The idea is to either take an ideal trial, or consider how you would estimate the causal effect of interest if you were able to run an ideal trial. This ideal trial is then emulated using the available data, which is usually observational (see Section 1.3). The five main things to consider can be remembered using the mnemonic PICOT.

  • Population: the group in which you wish to estimate the causal effect.

  • Intervention: a precise description of the treatment arm.

  • Comparison: what is the group with which you wish to compare the treatment arm?

  • Outcome: the response you intend to measure.

  • Time: how will you determine the start and end of follow-up?

We will also need to specify a causal effect that we wish to estimate. To make this more comcrete, we include Table 1.1, giving the TT specification used in the hormone replacement therapy example.

Table 1.1: An example of an analysis plan for a target trial, adapted from Table 1 of Hernán and Robins (2016).
Protocol element Description
Population Postmenopausal women within 5 years of menopause and with no history of cancer and no hormone therapy over past 2 years.
Intervention Initiate estrogen plus progestin hormone therapy at baseline and remain on it during the follow-up unless you are diagnosed with deep vein thrombosis, pulmonary embolism, myocardial infarction, or cancer.
Comparison Refrain from taking hormone therapy during the follow-up.
Outcome Breast cancer diagnosed by an oncologist within 5 years of baseline.
Time Starts at randomization and ends at diagnosis of breast cancer, death, loss to follow-up, or 5 years after baseline, whichever occurs first.

1.3 Target Trial Emulation

Having formulated the ideal trial, it remains to try to emulate it using the available (and generally observational) data. The first action is to apply the inclusion and exclusion criteria specified in the ideal trial to your observational data. Depending upon your data and the criteria you specify, you may end up with a very small number of observations. In this case, it is sensible to consider whether you could weaken your criteria to include more observations.

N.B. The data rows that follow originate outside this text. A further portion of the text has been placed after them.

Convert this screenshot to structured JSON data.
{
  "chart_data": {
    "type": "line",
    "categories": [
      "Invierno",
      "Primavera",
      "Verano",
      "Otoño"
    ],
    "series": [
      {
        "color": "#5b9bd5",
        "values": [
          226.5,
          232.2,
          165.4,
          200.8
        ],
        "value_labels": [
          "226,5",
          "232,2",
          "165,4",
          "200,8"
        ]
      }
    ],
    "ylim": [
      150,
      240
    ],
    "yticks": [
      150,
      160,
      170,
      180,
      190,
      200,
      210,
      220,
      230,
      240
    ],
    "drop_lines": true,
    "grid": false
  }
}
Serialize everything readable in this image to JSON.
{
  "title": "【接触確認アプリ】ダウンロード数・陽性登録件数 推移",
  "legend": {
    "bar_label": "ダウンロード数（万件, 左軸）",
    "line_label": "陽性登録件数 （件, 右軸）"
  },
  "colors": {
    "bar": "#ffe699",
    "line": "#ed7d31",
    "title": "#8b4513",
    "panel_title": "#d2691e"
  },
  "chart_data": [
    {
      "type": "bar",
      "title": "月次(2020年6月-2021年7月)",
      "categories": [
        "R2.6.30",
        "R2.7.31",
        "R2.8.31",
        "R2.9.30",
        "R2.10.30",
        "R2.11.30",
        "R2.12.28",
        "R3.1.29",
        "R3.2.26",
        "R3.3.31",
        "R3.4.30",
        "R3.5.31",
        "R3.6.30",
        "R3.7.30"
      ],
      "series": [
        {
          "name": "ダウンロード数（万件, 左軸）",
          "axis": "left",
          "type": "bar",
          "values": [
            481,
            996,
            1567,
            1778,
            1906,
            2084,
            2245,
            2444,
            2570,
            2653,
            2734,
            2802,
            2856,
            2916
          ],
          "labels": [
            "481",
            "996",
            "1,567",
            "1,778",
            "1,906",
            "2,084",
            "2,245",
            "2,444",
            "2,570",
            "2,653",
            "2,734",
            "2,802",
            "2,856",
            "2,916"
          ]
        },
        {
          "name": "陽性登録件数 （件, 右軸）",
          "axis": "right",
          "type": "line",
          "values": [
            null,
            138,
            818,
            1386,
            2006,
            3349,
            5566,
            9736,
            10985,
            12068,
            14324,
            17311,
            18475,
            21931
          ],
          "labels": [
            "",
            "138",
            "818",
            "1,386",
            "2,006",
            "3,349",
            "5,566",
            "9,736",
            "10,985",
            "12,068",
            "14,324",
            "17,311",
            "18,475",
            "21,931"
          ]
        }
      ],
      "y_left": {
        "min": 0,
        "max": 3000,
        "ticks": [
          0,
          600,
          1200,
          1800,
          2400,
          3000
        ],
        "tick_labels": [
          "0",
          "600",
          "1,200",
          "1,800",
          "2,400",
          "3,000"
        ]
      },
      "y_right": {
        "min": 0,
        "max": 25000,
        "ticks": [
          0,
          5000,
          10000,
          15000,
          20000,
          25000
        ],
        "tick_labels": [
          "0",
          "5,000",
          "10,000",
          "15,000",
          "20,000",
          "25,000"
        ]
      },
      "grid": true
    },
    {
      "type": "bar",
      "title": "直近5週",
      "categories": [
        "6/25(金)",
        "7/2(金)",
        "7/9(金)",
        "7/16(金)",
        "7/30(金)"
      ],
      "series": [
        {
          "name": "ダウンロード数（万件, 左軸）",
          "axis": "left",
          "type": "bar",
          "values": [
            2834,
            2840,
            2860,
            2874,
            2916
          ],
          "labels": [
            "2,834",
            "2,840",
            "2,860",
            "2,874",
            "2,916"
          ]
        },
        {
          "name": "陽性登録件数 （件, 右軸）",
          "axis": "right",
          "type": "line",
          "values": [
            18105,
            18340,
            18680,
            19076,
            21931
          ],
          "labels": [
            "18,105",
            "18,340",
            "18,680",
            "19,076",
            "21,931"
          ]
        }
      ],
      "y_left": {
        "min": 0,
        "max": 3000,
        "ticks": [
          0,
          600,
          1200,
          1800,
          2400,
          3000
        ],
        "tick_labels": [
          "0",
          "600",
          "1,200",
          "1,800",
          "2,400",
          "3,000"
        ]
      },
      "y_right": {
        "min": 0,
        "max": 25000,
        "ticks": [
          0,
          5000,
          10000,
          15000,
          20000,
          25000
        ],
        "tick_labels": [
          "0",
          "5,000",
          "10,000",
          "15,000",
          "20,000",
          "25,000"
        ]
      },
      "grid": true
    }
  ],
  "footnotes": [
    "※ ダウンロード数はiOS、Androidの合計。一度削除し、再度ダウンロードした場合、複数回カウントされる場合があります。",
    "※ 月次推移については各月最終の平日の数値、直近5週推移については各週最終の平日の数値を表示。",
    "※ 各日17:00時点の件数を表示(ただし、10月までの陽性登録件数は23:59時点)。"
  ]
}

You should next determine which of the remaining individuals should be considered as control units, and which as treated units. Again, there may be some that do not qualify as either, and again this may need to be relaxed if the sample size gets too small.

Then consider how you will measure the outcome in your observational data. Often this is not possible to do exactly, and you may have to make do with (for example) a disease code being applied at a certain time.

Finally, think about how you will define the time zero (‘randomization’) in your treatment and control groups. This is generally particularly important in the control group, to avoid immortal time bias and prevalent user bias.

References

Hernán, Miguel A, Alvaro Alonso, Roger Logan, Francine Grodstein, Karin B Michels, Walter C Willett, JoAnn E Manson, and James M Robins. 2008. “Observational Studies Analyzed Like Randomized Experiments: An Application to Postmenopausal Hormone Therapy and Coronary Heart Disease.” Epidemiology 19 (6): 766–79.
Hernán, Miguel A, and James M Robins. 2016. “Using Big Data to Emulate a Target Trial When a Randomized Trial Is Not Available.” American Journal of Epidemiology 183 (8): 758–64.
———. 2025. Causal Inference: What If. Boca Raton: Chapman & Hall/CRC.